Exchanges and Tradespace also represent a test ground for BT’s Web 2.0 aspirations. Both feature an array of trendy features no doubt inspired by social networks, such as blogs, podcasts, and video-sharing. They were also built using a key component of the operator’s multi-billion pound 21CN next-generation network, the Web21C service delivery platform.

Which leaves me wondering: does BT know something that its counterparts don’t? Over the past five years, Deutsche Telekom, France Telecom, Telefonica and TDC have all sold their directory-enquiry units because they were considered non-core assets. The success of Internet firms such as Google also convinced the operators that revenues were shifting away from directories to search engines.

Tradespace and Exchanges are impressive, but I suspect it will take more than bells and whistles for BT to distract consumers and advertisers from Google. The Internet giant’s proposition is so simple that in many minds it is the way to search and advertise online.

BT can at least take comfort from the fact that The Phone Book tops Google’s rankings when you search for “directory enquiries” – should anyone be using that term rather than the type of business they ultimately hope to find. Furthermore, it’s not obvious how or why someone would ‘Google’ for Exchanges and Tradespace.

Comments

  • Rob Gallagher
  • Posted October 27th, 2008
  • 2:25 pm

Thanks, Richard. My colleague Mo Hamza has been looking into the Telecom Italia offering, which is why I withheld judgement on it for this entry.

It seems that the language barrier can help. While Google sites usually account for 3 out of the top 5 sites in most countries on the continent, locally-owned sites at least feature in their top tens. In Italy and France, that includes the incumbents’ portals. The first operator-owned site in the UK to get a look-in is BSkyB’s at no. 22.
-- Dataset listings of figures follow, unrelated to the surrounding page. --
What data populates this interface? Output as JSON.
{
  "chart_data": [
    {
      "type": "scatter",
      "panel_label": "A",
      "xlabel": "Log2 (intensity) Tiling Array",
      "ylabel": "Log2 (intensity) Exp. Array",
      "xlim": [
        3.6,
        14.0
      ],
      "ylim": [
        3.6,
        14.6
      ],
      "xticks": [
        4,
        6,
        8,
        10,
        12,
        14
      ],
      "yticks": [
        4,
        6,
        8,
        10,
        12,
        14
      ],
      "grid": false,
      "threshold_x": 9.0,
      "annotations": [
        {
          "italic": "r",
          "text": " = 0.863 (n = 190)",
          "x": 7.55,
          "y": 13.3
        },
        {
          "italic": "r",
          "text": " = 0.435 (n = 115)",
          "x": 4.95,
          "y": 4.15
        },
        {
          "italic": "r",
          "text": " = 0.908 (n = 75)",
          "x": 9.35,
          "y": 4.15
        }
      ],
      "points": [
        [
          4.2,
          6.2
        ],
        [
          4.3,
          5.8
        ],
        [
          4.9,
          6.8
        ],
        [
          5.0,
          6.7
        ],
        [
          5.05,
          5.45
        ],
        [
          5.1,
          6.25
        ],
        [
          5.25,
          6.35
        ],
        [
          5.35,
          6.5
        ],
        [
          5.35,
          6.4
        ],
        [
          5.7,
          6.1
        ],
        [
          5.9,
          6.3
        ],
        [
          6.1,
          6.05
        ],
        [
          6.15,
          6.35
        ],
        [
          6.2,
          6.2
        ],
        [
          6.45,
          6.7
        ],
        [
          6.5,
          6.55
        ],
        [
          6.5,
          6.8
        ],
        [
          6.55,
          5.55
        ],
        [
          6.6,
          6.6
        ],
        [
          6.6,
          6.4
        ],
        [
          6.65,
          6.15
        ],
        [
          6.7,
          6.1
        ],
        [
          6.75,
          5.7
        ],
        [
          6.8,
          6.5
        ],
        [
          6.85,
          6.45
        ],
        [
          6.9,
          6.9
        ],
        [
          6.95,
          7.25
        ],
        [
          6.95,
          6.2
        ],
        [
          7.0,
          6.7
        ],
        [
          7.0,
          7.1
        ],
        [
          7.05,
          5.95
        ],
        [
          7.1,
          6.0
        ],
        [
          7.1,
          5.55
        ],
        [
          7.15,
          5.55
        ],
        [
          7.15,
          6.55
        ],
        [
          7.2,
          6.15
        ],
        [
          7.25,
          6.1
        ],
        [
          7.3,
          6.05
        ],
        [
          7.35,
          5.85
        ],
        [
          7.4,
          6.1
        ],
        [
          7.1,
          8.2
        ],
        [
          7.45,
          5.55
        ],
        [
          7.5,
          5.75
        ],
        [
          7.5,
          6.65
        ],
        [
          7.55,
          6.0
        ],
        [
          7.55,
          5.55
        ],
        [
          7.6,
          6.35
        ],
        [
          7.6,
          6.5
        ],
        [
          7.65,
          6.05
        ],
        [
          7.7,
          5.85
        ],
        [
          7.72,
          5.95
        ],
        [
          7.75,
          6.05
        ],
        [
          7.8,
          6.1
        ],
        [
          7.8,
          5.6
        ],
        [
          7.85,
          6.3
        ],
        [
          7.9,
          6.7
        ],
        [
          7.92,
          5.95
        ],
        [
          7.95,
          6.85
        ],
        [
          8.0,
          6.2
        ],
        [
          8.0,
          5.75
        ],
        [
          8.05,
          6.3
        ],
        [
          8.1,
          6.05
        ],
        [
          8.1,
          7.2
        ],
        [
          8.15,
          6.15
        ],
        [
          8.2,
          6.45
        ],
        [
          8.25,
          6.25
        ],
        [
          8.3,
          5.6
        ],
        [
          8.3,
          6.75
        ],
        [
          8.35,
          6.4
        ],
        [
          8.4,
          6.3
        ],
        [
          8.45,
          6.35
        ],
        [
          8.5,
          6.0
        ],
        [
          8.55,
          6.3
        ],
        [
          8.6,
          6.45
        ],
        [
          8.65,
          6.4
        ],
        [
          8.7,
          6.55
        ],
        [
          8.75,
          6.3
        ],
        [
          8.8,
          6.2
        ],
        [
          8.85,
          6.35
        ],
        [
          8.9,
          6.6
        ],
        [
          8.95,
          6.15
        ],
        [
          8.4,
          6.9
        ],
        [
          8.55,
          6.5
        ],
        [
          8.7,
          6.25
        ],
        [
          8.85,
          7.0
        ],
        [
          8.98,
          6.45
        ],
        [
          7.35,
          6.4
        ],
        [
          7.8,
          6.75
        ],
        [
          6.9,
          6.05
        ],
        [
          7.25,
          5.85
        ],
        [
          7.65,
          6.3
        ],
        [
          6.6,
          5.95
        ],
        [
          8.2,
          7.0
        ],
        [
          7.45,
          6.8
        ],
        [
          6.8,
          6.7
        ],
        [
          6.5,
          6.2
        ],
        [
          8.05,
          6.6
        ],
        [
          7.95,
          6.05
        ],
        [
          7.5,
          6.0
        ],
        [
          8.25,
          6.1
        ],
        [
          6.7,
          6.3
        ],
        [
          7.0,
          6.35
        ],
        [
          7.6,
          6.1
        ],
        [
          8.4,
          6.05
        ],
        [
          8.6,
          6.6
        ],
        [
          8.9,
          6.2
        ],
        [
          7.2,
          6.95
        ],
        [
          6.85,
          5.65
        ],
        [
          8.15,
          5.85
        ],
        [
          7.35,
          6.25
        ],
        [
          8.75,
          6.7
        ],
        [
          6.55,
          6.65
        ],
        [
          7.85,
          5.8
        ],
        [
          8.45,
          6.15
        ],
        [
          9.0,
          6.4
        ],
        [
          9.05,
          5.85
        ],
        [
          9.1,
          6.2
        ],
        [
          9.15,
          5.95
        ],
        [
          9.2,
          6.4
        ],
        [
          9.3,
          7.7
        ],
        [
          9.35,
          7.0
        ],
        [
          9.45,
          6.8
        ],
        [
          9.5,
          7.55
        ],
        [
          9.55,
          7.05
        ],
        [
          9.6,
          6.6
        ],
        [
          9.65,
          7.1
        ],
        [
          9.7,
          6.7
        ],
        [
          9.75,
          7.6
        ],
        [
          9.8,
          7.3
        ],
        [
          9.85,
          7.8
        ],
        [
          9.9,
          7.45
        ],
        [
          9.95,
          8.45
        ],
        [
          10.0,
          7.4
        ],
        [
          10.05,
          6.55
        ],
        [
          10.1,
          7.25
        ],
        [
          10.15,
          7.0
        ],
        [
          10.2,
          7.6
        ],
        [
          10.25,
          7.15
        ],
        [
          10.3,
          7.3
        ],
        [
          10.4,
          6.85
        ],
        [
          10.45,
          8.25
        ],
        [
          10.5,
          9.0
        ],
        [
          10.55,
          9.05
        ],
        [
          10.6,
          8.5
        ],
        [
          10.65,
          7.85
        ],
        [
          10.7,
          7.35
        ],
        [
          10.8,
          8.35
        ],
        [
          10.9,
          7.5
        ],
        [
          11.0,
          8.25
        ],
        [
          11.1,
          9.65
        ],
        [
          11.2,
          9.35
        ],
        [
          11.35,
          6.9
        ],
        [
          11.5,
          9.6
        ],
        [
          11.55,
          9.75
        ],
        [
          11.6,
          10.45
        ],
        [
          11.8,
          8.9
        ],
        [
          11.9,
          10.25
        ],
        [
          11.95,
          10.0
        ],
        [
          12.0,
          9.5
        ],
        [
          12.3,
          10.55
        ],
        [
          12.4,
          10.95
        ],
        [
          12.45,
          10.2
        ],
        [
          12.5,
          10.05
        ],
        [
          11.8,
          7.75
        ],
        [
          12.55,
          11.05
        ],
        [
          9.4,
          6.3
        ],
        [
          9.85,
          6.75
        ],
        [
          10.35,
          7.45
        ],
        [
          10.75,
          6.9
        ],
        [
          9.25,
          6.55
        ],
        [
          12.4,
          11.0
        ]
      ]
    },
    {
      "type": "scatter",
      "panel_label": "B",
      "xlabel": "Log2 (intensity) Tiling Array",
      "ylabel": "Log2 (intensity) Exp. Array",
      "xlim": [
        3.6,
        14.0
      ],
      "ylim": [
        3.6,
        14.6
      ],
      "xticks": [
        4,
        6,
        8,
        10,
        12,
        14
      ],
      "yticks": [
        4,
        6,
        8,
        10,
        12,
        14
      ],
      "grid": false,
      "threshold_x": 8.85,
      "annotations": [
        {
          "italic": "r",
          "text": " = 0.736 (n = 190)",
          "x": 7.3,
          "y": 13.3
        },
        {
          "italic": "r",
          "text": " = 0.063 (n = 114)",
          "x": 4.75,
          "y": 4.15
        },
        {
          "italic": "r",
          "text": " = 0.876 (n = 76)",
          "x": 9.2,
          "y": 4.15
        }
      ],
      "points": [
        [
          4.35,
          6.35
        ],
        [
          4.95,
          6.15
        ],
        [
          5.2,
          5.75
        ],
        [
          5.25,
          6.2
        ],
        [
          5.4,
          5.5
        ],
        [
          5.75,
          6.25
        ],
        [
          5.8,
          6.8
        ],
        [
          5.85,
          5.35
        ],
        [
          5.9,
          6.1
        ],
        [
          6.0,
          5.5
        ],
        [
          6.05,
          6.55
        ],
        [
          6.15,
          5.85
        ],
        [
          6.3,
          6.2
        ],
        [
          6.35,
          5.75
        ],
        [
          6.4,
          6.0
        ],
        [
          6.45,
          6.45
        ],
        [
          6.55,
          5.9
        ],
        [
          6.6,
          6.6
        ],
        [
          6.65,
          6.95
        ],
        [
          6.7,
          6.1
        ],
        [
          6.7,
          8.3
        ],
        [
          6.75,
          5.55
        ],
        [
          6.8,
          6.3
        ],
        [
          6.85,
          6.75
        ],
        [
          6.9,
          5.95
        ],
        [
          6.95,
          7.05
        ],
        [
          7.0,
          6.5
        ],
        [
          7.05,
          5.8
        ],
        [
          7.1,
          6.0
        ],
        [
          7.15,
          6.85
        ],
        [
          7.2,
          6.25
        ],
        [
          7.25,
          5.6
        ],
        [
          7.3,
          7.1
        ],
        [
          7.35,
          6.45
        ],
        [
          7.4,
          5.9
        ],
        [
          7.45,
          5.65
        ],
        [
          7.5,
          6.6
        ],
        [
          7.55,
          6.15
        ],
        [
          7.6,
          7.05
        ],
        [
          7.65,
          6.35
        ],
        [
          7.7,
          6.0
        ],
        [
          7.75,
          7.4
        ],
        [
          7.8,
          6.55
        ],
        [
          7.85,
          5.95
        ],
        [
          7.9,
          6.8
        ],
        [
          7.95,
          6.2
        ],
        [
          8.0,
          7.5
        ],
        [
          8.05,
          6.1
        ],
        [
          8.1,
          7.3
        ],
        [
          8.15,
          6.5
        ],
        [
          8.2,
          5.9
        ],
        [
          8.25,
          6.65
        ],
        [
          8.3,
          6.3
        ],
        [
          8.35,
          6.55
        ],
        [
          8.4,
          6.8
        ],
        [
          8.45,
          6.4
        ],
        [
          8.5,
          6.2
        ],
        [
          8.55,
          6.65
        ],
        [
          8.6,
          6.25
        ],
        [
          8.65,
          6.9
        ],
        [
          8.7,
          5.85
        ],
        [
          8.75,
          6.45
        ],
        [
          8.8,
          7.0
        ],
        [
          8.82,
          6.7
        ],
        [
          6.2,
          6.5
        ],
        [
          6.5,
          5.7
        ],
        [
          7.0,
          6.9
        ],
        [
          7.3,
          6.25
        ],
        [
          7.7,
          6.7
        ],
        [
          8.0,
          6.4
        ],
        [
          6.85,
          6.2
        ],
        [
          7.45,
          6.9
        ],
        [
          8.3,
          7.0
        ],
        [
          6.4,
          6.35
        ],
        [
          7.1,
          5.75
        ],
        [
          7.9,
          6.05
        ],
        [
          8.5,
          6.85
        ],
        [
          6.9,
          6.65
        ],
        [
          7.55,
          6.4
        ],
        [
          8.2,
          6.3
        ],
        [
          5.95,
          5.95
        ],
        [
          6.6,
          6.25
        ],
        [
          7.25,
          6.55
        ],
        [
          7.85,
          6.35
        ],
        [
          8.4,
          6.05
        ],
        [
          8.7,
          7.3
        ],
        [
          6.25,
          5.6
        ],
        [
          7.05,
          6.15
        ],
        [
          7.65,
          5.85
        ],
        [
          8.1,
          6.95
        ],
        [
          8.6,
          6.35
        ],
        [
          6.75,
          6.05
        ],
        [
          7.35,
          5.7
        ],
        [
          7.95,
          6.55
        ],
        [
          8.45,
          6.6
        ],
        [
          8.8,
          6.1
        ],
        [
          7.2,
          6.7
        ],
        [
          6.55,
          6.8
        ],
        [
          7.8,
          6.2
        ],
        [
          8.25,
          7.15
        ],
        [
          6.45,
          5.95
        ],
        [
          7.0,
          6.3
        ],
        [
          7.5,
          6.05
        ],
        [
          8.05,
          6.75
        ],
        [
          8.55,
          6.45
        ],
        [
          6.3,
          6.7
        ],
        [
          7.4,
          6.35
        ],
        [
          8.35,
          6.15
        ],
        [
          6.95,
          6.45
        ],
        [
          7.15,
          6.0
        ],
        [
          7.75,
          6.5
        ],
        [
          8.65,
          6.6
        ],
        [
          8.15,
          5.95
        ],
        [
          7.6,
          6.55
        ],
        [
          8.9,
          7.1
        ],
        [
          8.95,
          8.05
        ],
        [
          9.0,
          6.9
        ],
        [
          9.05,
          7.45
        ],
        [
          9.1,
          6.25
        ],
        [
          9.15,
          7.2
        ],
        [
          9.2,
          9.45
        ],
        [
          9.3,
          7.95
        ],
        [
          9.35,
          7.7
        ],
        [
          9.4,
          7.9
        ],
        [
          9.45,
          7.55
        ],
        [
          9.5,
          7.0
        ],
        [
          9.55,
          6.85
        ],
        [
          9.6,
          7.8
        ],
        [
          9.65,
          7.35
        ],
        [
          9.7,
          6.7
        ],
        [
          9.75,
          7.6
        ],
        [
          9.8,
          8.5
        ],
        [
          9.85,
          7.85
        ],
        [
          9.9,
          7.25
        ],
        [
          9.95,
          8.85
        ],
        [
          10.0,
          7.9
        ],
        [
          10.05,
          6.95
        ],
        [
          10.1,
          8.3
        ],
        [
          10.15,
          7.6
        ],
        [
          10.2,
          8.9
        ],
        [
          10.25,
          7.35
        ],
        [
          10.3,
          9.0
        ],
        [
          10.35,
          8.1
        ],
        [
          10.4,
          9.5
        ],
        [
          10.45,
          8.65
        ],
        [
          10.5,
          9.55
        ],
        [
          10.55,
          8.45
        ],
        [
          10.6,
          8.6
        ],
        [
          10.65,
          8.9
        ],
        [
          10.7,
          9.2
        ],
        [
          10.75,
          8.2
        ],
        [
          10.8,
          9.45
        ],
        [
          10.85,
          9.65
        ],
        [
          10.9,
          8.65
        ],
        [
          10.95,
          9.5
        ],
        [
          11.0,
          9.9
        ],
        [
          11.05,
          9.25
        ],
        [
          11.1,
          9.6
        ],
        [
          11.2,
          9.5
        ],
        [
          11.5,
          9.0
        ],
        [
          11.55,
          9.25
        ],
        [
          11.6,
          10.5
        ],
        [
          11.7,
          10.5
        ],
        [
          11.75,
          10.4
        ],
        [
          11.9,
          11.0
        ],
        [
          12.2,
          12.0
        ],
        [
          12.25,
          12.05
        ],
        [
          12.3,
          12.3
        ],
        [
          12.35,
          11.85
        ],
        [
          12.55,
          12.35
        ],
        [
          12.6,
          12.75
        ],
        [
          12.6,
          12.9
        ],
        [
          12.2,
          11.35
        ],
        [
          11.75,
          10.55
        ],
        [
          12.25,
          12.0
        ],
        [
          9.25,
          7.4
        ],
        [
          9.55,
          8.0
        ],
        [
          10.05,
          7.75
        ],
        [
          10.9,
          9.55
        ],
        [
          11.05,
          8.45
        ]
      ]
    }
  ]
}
It is also important to note that Telecom Italia’s offering spans its mobile services as well as directory enquiries and the web. Mo says that the ad executives he’s spoken to are most excited about the mobile element. There would be little point in BT trying to emulate this. By mid-year, BT had just 382,000 mobile subscribers.

  • Richard Handford
  • Posted October 25th, 2008
  • 1:29 pm

nice piece, Rob. Interestingly BT was the only incumbent pursuing this strategy until last week, when Telecom Italia announced a similar approach (BTW, does it protect an incumbent from the power of Google if they operate in a country where English is not the primary language i wonder?)